Multi User support

[arielmoraes]

Does listmonk support multi users (each one with its own Dashboard)?

If not, is it feasible to fork it and do the required changes?

[knadh]

It doesn't right now, but it has been on the to-do since the beginning. Some context here https://github.com/knadh/listmonk/issues/125.

The requirements are:

• A lightweight authentication lib.
• Support for native credentials (e-mail / password).
• Support for oAuth.
• Granular permissions per user that control API calls and the corresponding UI interactions.

I wrote some pseudocode here a while ago, but never got a chance to focus on this. If you would like to take this up as a project, please feel free to propose a spec. Thanks!

[arielmoraes]

I see, but is that for multi users accessing a shared set of resources or each own user with separate data?

[knadh]

There could be lists that are user owned (this is tricky to do), but multi-user here is not intended to be multi-tenancy, but permission'd access to the same instance.

[jooola]

What about using tools such as ory/kratos or keratin/authn-server, so a powerful user management is shipped in no time and listmonk only has to build the bridge ?

I am not suggesting something like an external auth service, but really a full featured user management system embed into listmonk.

And if one wants to extend this, building multi tenancy would simply mean, spinning another listmonk but still having user management in a single place ?

[charlesmudy]

+1 to this ... infact, it might solve #499 ... its almost unusable now since every email is unique. Quite limiting.

[knadh]

What about using tools such as ory/kratos or keratin/authn-server, so a powerful user management is shipped in no time and listmonk only has to build the bridge ?

These are full fledged, standalone auth servers, programs bigger than listmonk even. Embedding them into listmonk may not be ideal. I'll take a closer look at them though. The auth system will have oAuth support to plugin external providers.

But, multi-user scopes and views vs. multi-tenancy are two different beasts. Multi-tenancy is not on the roadmap.

+1 to this ... infact, it might solve #499 ... its almost unusable now since every email is unique. Quite limiting.
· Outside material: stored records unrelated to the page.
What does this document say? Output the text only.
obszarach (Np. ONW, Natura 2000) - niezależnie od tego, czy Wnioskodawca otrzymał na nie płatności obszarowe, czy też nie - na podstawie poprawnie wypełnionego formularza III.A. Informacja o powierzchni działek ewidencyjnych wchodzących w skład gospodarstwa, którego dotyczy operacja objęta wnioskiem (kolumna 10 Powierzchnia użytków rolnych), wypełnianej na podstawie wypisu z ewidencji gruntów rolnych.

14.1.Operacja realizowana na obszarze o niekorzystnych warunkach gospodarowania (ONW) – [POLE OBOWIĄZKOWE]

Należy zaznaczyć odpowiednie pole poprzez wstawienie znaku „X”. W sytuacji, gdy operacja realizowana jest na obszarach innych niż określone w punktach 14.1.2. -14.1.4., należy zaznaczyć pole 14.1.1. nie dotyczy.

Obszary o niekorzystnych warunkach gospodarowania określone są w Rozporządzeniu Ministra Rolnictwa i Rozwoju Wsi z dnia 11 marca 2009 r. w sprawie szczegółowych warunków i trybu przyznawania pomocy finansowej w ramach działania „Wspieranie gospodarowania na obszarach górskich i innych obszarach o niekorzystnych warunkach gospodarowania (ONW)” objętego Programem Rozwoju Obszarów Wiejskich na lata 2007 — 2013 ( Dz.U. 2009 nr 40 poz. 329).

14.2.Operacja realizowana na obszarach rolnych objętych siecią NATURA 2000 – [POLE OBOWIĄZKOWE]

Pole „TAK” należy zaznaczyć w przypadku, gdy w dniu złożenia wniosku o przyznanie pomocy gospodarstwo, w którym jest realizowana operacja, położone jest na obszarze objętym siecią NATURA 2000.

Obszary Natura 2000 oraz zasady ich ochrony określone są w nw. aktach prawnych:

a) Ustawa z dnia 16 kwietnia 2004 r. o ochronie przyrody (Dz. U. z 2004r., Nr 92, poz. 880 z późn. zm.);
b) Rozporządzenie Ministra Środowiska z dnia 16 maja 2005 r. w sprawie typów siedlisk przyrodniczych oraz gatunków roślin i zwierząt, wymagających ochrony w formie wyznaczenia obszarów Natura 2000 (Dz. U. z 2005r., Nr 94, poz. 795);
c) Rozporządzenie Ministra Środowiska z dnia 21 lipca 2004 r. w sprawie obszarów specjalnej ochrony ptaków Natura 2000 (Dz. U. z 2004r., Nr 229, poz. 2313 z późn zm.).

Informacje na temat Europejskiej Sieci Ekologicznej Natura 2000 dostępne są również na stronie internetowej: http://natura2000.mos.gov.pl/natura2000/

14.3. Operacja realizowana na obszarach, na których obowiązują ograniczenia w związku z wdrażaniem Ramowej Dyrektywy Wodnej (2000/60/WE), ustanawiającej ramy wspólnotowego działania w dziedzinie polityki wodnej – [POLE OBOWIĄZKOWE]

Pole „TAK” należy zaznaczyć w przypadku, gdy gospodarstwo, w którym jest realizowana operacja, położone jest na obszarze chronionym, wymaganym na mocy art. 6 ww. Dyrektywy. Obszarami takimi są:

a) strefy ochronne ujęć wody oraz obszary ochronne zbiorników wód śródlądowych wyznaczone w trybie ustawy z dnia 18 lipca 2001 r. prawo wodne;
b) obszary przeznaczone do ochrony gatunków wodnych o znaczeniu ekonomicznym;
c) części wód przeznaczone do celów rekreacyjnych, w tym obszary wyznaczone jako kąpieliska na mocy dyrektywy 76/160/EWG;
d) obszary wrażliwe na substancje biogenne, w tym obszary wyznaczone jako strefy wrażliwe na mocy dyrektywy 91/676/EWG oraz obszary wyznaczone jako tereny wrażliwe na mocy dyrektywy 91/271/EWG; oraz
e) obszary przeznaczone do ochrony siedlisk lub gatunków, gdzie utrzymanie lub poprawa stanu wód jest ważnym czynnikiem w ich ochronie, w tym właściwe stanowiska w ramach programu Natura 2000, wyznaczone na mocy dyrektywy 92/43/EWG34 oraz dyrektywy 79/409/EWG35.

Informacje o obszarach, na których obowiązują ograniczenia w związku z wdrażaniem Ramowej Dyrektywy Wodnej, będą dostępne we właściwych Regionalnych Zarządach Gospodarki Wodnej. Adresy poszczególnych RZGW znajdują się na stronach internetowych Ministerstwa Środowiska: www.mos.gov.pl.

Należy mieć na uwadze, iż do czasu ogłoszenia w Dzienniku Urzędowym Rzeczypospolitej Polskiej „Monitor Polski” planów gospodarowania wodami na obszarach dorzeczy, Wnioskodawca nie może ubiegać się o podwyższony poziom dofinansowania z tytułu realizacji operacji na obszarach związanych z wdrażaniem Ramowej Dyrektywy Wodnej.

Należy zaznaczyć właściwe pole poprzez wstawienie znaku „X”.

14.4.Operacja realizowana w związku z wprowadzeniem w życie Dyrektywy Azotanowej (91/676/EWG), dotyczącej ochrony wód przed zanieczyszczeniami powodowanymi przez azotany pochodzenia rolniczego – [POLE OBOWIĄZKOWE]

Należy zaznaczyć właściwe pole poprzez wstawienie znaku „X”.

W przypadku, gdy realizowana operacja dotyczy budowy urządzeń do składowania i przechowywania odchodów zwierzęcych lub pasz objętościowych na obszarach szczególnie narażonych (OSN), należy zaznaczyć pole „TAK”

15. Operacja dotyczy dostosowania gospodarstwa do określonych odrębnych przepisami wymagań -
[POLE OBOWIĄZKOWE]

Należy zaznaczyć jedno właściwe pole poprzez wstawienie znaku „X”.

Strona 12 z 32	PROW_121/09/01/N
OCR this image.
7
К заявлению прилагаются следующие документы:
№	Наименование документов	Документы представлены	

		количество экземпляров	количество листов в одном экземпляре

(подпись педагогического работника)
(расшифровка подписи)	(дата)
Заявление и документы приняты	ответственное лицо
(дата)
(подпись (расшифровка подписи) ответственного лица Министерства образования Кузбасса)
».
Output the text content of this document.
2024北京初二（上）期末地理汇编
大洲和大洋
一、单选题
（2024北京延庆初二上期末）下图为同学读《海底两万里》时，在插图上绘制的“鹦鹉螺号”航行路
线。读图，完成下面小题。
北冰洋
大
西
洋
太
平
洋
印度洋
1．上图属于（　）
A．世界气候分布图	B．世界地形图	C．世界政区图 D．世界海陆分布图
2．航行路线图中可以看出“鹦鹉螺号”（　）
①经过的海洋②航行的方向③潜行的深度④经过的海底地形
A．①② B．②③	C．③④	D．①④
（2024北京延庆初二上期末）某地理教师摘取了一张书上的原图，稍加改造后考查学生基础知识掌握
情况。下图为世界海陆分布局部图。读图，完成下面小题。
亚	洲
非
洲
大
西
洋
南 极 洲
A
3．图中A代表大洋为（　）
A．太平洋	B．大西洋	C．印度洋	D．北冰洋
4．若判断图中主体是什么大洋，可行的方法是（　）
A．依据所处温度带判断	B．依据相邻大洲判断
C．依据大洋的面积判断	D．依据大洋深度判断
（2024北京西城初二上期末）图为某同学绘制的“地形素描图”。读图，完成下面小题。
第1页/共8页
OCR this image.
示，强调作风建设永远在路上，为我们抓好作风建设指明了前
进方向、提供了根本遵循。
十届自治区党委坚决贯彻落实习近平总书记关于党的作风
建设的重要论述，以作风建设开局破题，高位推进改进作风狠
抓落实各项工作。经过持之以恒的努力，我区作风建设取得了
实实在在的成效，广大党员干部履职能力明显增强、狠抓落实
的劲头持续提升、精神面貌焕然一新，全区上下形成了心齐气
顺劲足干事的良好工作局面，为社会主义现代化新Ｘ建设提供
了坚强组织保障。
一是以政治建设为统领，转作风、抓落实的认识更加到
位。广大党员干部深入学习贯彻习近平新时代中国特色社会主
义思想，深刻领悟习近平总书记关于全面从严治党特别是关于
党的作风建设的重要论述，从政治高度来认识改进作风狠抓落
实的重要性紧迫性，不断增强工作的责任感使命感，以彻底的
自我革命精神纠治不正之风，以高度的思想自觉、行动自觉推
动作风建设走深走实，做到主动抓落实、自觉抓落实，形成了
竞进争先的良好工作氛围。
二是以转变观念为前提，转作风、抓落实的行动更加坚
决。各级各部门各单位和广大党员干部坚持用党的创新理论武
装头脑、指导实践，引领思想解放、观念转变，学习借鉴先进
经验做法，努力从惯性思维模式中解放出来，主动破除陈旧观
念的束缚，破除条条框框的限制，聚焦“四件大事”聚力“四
This is unrelated. Subscribers (and by extension, their primary ID, e-mails) being globally unique first-class citizens won't change.

[RKVodde]

Multi User Support is a much needed feature which boosts the usage of a wonderful platform like "listmonk" in an organizational setting.

[bryceprutsos]

I agree that multi-user support would be a great enhancement. However, like the developer said it's tricky because of which user has access to what. Just pointing out that if multi-user support is a thing LDAP or SSO (SAML, CAS, OpenID) should be supported.

[NicoHood]

For me it would be great to have a minimal multi user mode: Just have multiple logins, all with the same access. The reason why this is important, because you can withdraw permissions of the user (aka delete or block a user), when someone leaves the team. We also then do not need to share passwords (this is so bad) and can use multiple accounts and do password reset via email oink. As a first step, this would help to get feedback and set the start for multiple logins.

[knadh]

+1 @NicoHood. There should be a simple native permission based multi-user system. Once that's in place, plugging in OAuth, LDAP should be straight forward.

[RKVodde]

Any progress on the multi user support.

[knadh]

@RKVodde nothing yet, unfortunately. I was looking at this again last week and came across this new lib: https://github.com/go-pkgz/auth

Haven't had a chance to look at it up close yet.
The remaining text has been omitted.